Оба долго молчат. Потом юноша тихо мечтает:
– Как только мамаша скончается…
Но печник безутешно прерывает его:
– С твоей душой, брат, тебе везде одинаково будет, душа у тебя – девичья…
Огонь папиросы, вспыхивая всё чаще, дрожит. Откуда-то из города, сверху, доносится пение, тихий плеск медных струн рояля – неясные, малознакомые звуки другой жизни.
– Я говорю ей, – вдруг начинает Коля, – что же вы, Надежда Измаиловна, на рояле не играете? А она – для кого же, говорит, мне играть? Для вас? Так вы в музыке ничего не понимаете.
– Ишь какая, – замечает Чмырёв, усмехаясь.
– Да. Они все такие. Очень злые и обо всём говорят прямо, даже стыдно слушать иной раз. Образование получили, а грубостей не презирают… А ведь верно – для кого играть?

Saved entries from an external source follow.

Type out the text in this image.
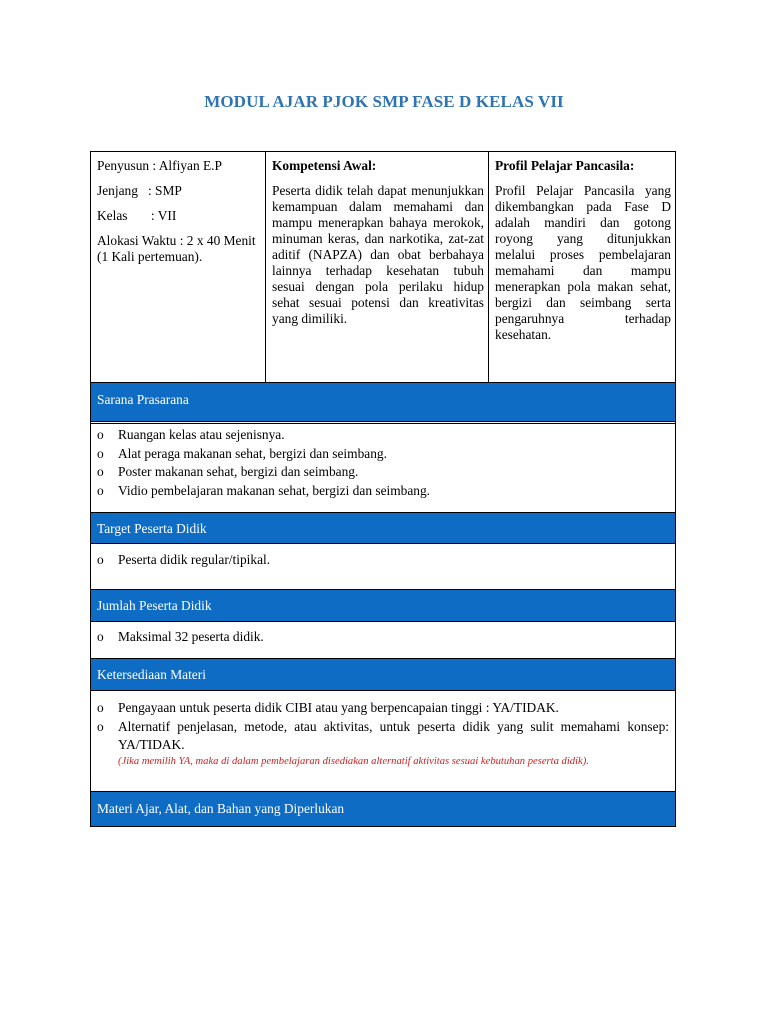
MODUL AJAR PJOK SMP FASE D KELAS VII
Penyusun : Alfiyan E.P
Jenjang   : SMP
Kelas       : VII
Alokasi Waktu : 2 x 40 Menit (1 Kali pertemuan).
Kompetensi Awal:
Peserta didik telah dapat menunjukkan kemampuan dalam memahami dan mampu menerapkan bahaya merokok, minuman keras, dan narkotika, zat-zat aditif (NAPZA) dan obat berbahaya lainnya terhadap kesehatan tubuh sesuai dengan pola perilaku hidup sehat sesuai potensi dan kreativitas yang dimiliki.
Profil Pelajar Pancasila:
Profil Pelajar Pancasila yang dikembangkan pada Fase D adalah mandiri dan gotong royong yang ditunjukkan melalui proses pembelajaran memahami dan mampu menerapkan pola makan sehat, bergizi dan seimbang serta pengaruhnya terhadap kesehatan.
Sarana Prasarana
o	Ruangan kelas atau sejenisnya.
o	Alat peraga makanan sehat, bergizi dan seimbang.
o	Poster makanan sehat, bergizi dan seimbang.
o	Vidio pembelajaran makanan sehat, bergizi dan seimbang.
Target Peserta Didik
o	Peserta didik regular/tipikal.
Jumlah Peserta Didik
o	Maksimal 32 peserta didik.
Ketersediaan Materi
o	Pengayaan untuk peserta didik CIBI atau yang berpencapaian tinggi : YA/TIDAK.
o	Alternatif penjelasan, metode, atau aktivitas, untuk peserta didik yang sulit memahami konsep: YA/TIDAK.
(Jika memilih YA, maka di dalam pembelajaran disediakan alternatif aktivitas sesuai kebutuhan peserta didik).
Materi Ajar, Alat, dan Bahan yang Diperlukan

– Нет, – говорит Чмырёв, – это не так! Всегда кто-нибудь найдётся, ты – поищи! Нет, браток, надо размышлять иначе. Человек должен жить сердечно, даже в церкви говорится: возводи сердце в гору! А мы его – в грязь, а то – прячем! Ты сердца не скрывай, эдак-та никакого соединения не будет.
Чмырёв говорит долго, с великим напряжением, но понять его трудно. Коля и не заботится об этом – не впервые слушает он запутанную речь, и ему тоже, как Братягину, иногда кажется, что печник говорит «юрунду». Но понимая, что за тёмными словами живёт какое-то доброе чувство к людям, к нему, Коля изредка сочувственно, как можно ласковее вздыхает.
– Да. Конечно…
– Ежели что строится, так оно – не зря. Это – надо понять, а без понятия – всё будет вроде твоих бесплодных девиц, все люди – бесплодные и больше ничего. Понял?
– Да, да…
– Следственно – надо доверять людям. Я не про наших, наши люди – пустяки, пустой народ, без ядра. А кто строит, тот дорого стоит…
В бесформенной русской душе медленно кружатся, путаются косноязычные мысли, это мысли – старые, христианские, заношенные миром, загрязнённые, но для печника они – новы, он считает их рождёнными его сердцем, они убивают его сон, беспокоя своей тяжёлой вознёй.
Иногда Чмырёв вздыхает, глубоко и тоскливо:
– Эх, кабы грамотен был я да кабы научен, доказал бы я все начала, ей-бо-о!..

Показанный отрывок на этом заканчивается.